O vulgo Anabele apareceu anos depois, mas a frieza já tava lá desde cedo, As meninas da favela viviam dizendo que eu parecia uma boneca, pele clara e cabelo alinhado, sempre com a cara fechada, sem papo com ninguém, Eu gostava da distância que isso criava, Melhor parecer fria do que deixar os outros verem as rachaduras.

A primeira vez que parti pra cima de alguém foi num baile, quando uma tal de Jéssica veio empinar na frente do Felipe, que eu tava ficando na época, Não deu nem tempo dela entender, segurei pelo cabelo e o resto foi só gritaria e tapa, A fama correu rápido, e o apelido veio junto, Boneca de porcelana, As más línguas diziam que eu era bonita, mas quebrava fácil.

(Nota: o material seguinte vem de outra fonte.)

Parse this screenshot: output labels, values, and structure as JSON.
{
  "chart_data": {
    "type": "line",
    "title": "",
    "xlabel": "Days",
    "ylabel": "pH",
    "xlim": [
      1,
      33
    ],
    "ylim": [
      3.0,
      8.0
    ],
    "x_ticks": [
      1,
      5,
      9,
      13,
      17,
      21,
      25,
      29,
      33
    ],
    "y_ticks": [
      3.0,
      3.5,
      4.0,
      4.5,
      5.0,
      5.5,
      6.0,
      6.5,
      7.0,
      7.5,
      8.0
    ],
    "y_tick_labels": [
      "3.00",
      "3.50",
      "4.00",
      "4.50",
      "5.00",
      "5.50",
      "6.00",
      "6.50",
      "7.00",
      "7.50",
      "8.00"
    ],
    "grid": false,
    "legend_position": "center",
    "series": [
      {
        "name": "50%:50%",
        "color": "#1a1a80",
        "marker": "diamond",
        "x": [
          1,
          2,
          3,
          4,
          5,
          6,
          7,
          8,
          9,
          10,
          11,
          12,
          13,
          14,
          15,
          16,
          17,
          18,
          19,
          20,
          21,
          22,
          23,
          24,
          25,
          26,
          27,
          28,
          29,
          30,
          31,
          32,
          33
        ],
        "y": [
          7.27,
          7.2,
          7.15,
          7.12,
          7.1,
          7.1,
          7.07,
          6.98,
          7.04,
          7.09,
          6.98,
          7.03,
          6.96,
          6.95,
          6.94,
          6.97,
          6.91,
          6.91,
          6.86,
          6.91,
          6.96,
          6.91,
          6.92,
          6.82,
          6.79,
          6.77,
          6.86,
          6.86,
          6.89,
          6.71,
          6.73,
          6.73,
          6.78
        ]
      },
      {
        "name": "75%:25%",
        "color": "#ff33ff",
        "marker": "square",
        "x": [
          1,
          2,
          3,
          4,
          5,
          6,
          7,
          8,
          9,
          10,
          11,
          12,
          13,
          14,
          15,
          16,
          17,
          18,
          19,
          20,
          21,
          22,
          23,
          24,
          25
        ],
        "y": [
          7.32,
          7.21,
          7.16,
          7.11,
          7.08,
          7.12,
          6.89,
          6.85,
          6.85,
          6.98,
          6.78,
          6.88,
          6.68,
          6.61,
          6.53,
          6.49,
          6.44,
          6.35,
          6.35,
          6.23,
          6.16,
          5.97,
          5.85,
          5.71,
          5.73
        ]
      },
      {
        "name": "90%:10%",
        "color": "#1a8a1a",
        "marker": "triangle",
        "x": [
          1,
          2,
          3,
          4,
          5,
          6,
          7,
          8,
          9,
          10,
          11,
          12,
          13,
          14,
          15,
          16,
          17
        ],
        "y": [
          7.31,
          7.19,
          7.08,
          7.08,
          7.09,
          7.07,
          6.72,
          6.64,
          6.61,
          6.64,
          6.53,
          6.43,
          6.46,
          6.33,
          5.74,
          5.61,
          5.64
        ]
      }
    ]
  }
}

A verdade? Eu podia até ter a cara de boneca, mas o coração já tava rachado fazia tempo.

Foi num desses rolês que um playboy de um morro vizinho, querendo se amostrar pros amigos, resolveu me chamar de Anabele.

X: Tá se achando por quê, boneca? Cê não passa de uma Anabele da quebrada.

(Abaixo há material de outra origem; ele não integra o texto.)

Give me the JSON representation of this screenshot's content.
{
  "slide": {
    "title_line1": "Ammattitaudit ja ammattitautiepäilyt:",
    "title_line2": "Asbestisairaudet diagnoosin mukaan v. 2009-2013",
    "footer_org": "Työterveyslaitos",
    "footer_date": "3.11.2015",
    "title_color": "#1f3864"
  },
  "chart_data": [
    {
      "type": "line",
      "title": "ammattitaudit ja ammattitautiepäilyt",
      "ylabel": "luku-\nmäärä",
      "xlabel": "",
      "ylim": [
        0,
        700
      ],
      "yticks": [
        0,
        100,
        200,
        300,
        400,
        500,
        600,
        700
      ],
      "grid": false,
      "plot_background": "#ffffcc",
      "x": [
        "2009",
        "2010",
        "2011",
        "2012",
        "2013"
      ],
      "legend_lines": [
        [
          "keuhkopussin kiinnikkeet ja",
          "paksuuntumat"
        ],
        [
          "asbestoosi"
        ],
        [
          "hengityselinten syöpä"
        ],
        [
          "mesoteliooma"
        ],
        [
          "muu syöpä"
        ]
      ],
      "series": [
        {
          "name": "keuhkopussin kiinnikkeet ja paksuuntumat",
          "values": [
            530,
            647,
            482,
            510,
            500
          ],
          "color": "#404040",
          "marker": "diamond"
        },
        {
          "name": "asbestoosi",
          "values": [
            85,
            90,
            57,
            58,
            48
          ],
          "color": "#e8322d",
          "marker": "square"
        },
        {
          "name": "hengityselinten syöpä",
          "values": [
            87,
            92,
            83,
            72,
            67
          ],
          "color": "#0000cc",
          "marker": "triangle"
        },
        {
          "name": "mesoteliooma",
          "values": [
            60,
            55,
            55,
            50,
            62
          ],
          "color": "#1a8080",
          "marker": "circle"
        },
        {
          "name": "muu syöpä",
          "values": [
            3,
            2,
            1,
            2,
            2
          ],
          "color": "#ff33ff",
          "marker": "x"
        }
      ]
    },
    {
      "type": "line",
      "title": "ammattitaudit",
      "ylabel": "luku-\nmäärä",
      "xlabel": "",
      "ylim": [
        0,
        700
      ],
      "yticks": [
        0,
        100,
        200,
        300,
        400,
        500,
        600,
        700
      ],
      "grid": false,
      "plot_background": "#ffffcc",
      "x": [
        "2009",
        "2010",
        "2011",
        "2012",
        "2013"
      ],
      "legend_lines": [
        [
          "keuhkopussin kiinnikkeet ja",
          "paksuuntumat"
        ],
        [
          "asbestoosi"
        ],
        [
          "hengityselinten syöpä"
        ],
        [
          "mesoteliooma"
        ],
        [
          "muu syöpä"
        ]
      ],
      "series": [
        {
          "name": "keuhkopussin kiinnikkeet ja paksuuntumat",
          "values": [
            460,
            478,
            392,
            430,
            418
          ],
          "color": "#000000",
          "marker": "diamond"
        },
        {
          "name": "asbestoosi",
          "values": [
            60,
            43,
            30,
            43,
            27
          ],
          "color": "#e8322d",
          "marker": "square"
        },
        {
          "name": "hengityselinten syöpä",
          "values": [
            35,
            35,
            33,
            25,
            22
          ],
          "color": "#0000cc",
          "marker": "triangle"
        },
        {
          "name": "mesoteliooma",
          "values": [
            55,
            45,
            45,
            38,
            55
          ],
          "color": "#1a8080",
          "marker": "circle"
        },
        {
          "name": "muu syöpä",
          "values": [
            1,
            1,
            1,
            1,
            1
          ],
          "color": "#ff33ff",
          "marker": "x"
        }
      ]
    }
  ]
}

Só lembro de rir de canto, tomando um gole do copo enquanto ele esperava me ver irritada.

Anabele: Fala baixo, senão até boneca te bota pra correr, vacilão.

O apelido pegou, E eu, ao invés de lutar contra, assumi, Porque era mais fácil ser a boneca fria do que mostrar que, por dentro, ainda existiam estilhaços que doíam.

Amar, pra mim, sempre foi uma parada complicada, Quando você cresce vendo seu pai jurar amor eterno antes de meter o pé e sua mãe engolir o orgulho pra não deixar a família desmoronar, fica difícil acreditar nas palavras bonitas dos caras da favela.

Minha primeira decepção veio cedo, O Felipe, aquele que eu achei que ia ficar do meu lado, acabou metendo chifre com uma amiga minha, A favela inteira soube antes de mim.